Kritiker-Bewertung: unterirdischschlechtmittelmässiggutweltklasse 2 / 5

Tanya Stewners Kinderbuchreihe um die Titelheldin Liliane Susewind hat es seit 2007 auf 20 Bände gebracht und erzählt ebenso charmant wie lehrreich vom Umgang der Menschen mit Tieren. In Joachim Masanneks ("Die Wilden Kerle", 2003) Verfilmung wird aus der harmlos-heiteren Vorlage für Grundschüler nun ein recht derber Spaß für Kinder. "Liliane Susewind – Ein tierisches Abenteuer" setzt nämlich im Vergleich zur Vorlage weniger auf informative Tiergeschichten, sondern auf albernen Slapstick und schräge Karikaturen.

Denn während die junge Hauptdarstellerin Malu Leicher die Protagonistin noch recht realistisch verkörpert, übertreiben ihre erwachsenen Kollegen maßlos. Das macht mitunter Spaß, etwa im Fall von Meret Beckers Auftritten als Zoodirektorin, schießt aber meistens weit übers Ziel hinaus. Masanneks Film kennt keine Zwischentöne, sondern feuert stets aus vollen Rohren – das mag in gewissen Momenten und bei der durchaus beeindruckenden Ausstattung funktionieren, auf Spielfilmlänge ermüdet dieses Konzept allerdings schnell.

So bleibt am Ende nicht viel mehr als eine ganze Reihe von Witzen unter der Gürtellinie, schlecht geschriebenen Dialogen und Auftritten zum Fremdschämen – gerade als Macher eines ausgelassenen Kinderfilms sollte man sein Publikum nicht unterschätzen und für dumm verkaufen, so wie es Masannek hier immer wieder tut.
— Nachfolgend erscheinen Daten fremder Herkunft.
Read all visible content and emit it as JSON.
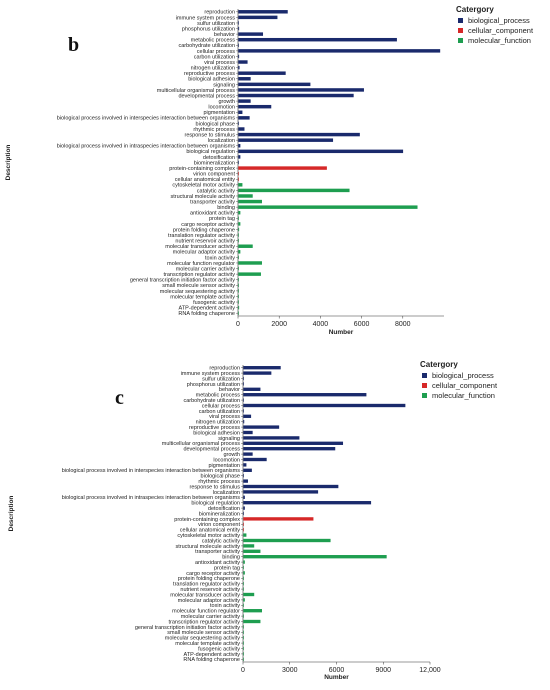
{
  "colors": {
    "biological_process": "#1a2a6c",
    "cellular_component": "#d62828",
    "molecular_function": "#1e9e50"
  },
  "chart_data": [
    {
      "type": "bar",
      "orientation": "horizontal",
      "panel_label": "b",
      "ylabel": "Description",
      "xlabel": "Number",
      "legend_title": "Catergory",
      "legend_position": "top-right",
      "legend": [
        {
          "key": "biological_process",
          "label": "biological_process"
        },
        {
          "key": "cellular_component",
          "label": "cellular_component"
        },
        {
          "key": "molecular_function",
          "label": "molecular_function"
        }
      ],
      "xlim": [
        0,
        10000
      ],
      "xticks": [
        0,
        2000,
        4000,
        6000,
        8000
      ],
      "xtick_labels": [
        "0",
        "2000",
        "4000",
        "6000",
        "8000"
      ],
      "categories": [
        "reproduction",
        "immune system process",
        "sulfur utilization",
        "phosphorus utilization",
        "behavior",
        "metabolic process",
        "carbohydrate utilization",
        "cellular process",
        "carbon utilization",
        "viral process",
        "nitrogen utilization",
        "reproductive process",
        "biological adhesion",
        "signaling",
        "multicellular organismal process",
        "developmental process",
        "growth",
        "locomotion",
        "pigmentation",
        "biological process involved in interspecies interaction between organisms",
        "biological phase",
        "rhythmic process",
        "response to stimulus",
        "localization",
        "biological process involved in intraspecies interaction between organisms",
        "biological regulation",
        "detoxification",
        "biomineralization",
        "protein-containing complex",
        "virion component",
        "cellular anatomical entity",
        "cytoskeletal motor activity",
        "catalytic activity",
        "structural molecule activity",
        "transporter activity",
        "binding",
        "antioxidant activity",
        "protein tag",
        "cargo receptor activity",
        "protein folding chaperone",
        "translation regulator activity",
        "nutrient reservoir activity",
        "molecular transducer activity",
        "molecular adaptor activity",
        "toxin activity",
        "molecular function regulator",
        "molecular carrier activity",
        "transcription regulator activity",
        "general transcription initiation factor activity",
        "small molecule sensor activity",
        "molecular sequestering activity",
        "molecular template activity",
        "fusogenic activity",
        "ATP-dependent activity",
        "RNA folding chaperone"
      ],
      "groups": [
        "biological_process",
        "biological_process",
        "biological_process",
        "biological_process",
        "biological_process",
        "biological_process",
        "biological_process",
        "biological_process",
        "biological_process",
        "biological_process",
        "biological_process",
        "biological_process",
        "biological_process",
        "biological_process",
        "biological_process",
        "biological_process",
        "biological_process",
        "biological_process",
        "biological_process",
        "biological_process",
        "biological_process",
        "biological_process",
        "biological_process",
        "biological_process",
        "biological_process",
        "biological_process",
        "biological_process",
        "biological_process",
        "cellular_component",
        "cellular_component",
        "cellular_component",
        "molecular_function",
        "molecular_function",
        "molecular_function",
        "molecular_function",
        "molecular_function",
        "molecular_function",
        "molecular_function",
        "molecular_function",
        "molecular_function",
        "molecular_function",
        "molecular_function",
        "molecular_function",
        "molecular_function",
        "molecular_function",
        "molecular_function",
        "molecular_function",
        "molecular_function",
        "molecular_function",
        "molecular_function",
        "molecular_function",
        "molecular_function",
        "molecular_function",
        "molecular_function",
        "molecular_function"
      ],
      "values": [
        2400,
        1900,
        10,
        40,
        1200,
        7700,
        30,
        9800,
        40,
        450,
        60,
        2300,
        600,
        3500,
        6100,
        5600,
        600,
        1600,
        200,
        550,
        20,
        300,
        5900,
        4600,
        100,
        8000,
        100,
        20,
        4300,
        10,
        30,
        200,
        5400,
        700,
        1150,
        8700,
        100,
        30,
        100,
        40,
        20,
        10,
        700,
        100,
        30,
        1150,
        20,
        1100,
        10,
        10,
        10,
        10,
        10,
        40,
        10
      ]
    },
    {
      "type": "bar",
      "orientation": "horizontal",
      "panel_label": "c",
      "ylabel": "Description",
      "xlabel": "Number",
      "legend_title": "Catergory",
      "legend_position": "top-right",
      "legend": [
        {
          "key": "biological_process",
          "label": "biological_process"
        },
        {
          "key": "cellular_component",
          "label": "cellular_component"
        },
        {
          "key": "molecular_function",
          "label": "molecular_function"
        }
      ],
      "xlim": [
        0,
        12000
      ],
      "xticks": [
        0,
        3000,
        6000,
        9000,
        12000
      ],
      "xtick_labels": [
        "0",
        "3000",
        "6000",
        "9000",
        "12,000"
      ],
      "categories": [
        "reproduction",
        "immune system process",
        "sulfur utilization",
        "phosphorus utilization",
        "behavior",
        "metabolic process",
        "carbohydrate utilization",
        "cellular process",
        "carbon utilization",
        "viral process",
        "nitrogen utilization",
        "reproductive process",
        "biological adhesion",
        "signaling",
        "multicellular organismal process",
        "developmental process",
        "growth",
        "locomotion",
        "pigmentation",
        "biological process involved in interspecies interaction between organisms",
        "biological phase",
        "rhythmic process",
        "response to stimulus",
        "localization",
        "biological process involved in intraspecies interaction between organisms",
        "biological regulation",
        "detoxification",
        "biomineralization",
        "protein-containing complex",
        "virion component",
        "cellular anatomical entity",
        "cytoskeletal motor activity",
        "catalytic activity",
        "structural molecule activity",
        "transporter activity",
        "binding",
        "antioxidant activity",
        "protein tag",
        "cargo receptor activity",
        "protein folding chaperone",
        "translation regulator activity",
        "nutrient reservoir activity",
        "molecular transducer activity",
        "molecular adaptor activity",
        "toxin activity",
        "molecular function regulator",
        "molecular carrier activity",
        "transcription regulator activity",
        "general transcription initiation factor activity",
        "small molecule sensor activity",
        "molecular sequestering activity",
        "molecular template activity",
        "fusogenic activity",
        "ATP-dependent activity",
        "RNA folding chaperone"
      ],
      "groups": [
        "biological_process",
        "biological_process",
        "biological_process",
        "biological_process",
        "biological_process",
        "biological_process",
        "biological_process",
        "biological_process",
        "biological_process",
        "biological_process",
        "biological_process",
        "biological_process",
        "biological_process",
        "biological_process",
        "biological_process",
        "biological_process",
        "biological_process",
        "biological_process",
        "biological_process",
        "biological_process",
        "biological_process",
        "biological_process",
        "biological_process",
        "biological_process",
        "biological_process",
        "biological_process",
        "biological_process",
        "biological_process",
        "cellular_component",
        "cellular_component",
        "cellular_component",
        "molecular_function",
        "molecular_function",
        "molecular_function",
        "molecular_function",
        "molecular_function",
        "molecular_function",
        "molecular_function",
        "molecular_function",
        "molecular_function",
        "molecular_function",
        "molecular_function",
        "molecular_function",
        "molecular_function",
        "molecular_function",
        "molecular_function",
        "molecular_function",
        "molecular_function",
        "molecular_function",
        "molecular_function",
        "molecular_function",
        "molecular_function",
        "molecular_function",
        "molecular_function",
        "molecular_function"
      ],
      "values": [
        2400,
        1800,
        10,
        40,
        1100,
        7900,
        30,
        10400,
        40,
        500,
        60,
        2300,
        600,
        3600,
        6400,
        5900,
        600,
        1500,
        200,
        550,
        20,
        300,
        6100,
        4800,
        100,
        8200,
        100,
        20,
        4500,
        10,
        30,
        200,
        5600,
        700,
        1100,
        9200,
        100,
        30,
        100,
        40,
        20,
        10,
        700,
        100,
        30,
        1200,
        20,
        1100,
        10,
        10,
        10,
        10,
        10,
        40,
        10
      ]
    }
  ]
}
Zudem bleiben die zahlreichen tierischen (teilweise erstaunlich schlecht animierten) Figuren recht farblos und austauschbar – einer der attraktivsten Aspekte der Vorlage geht somit in dieser grellen Adaption vollkommen unter.

Fazit: Joachim Masanneks Verfilmung der gleichnamigen Kinderbuchreihe von Tanya Stewner feuert stets aus vollen Rohren und doch am Ziel vorbei. "Liliane Susewind – Ein tierisches Abenteuer" verliert sich nämlich rasch in albernem Slapstick und schrägen Karikaturen, der heitere Ton der Vorlage und die tierischen Figuren gehen im grellen Trubel vollkommen unter.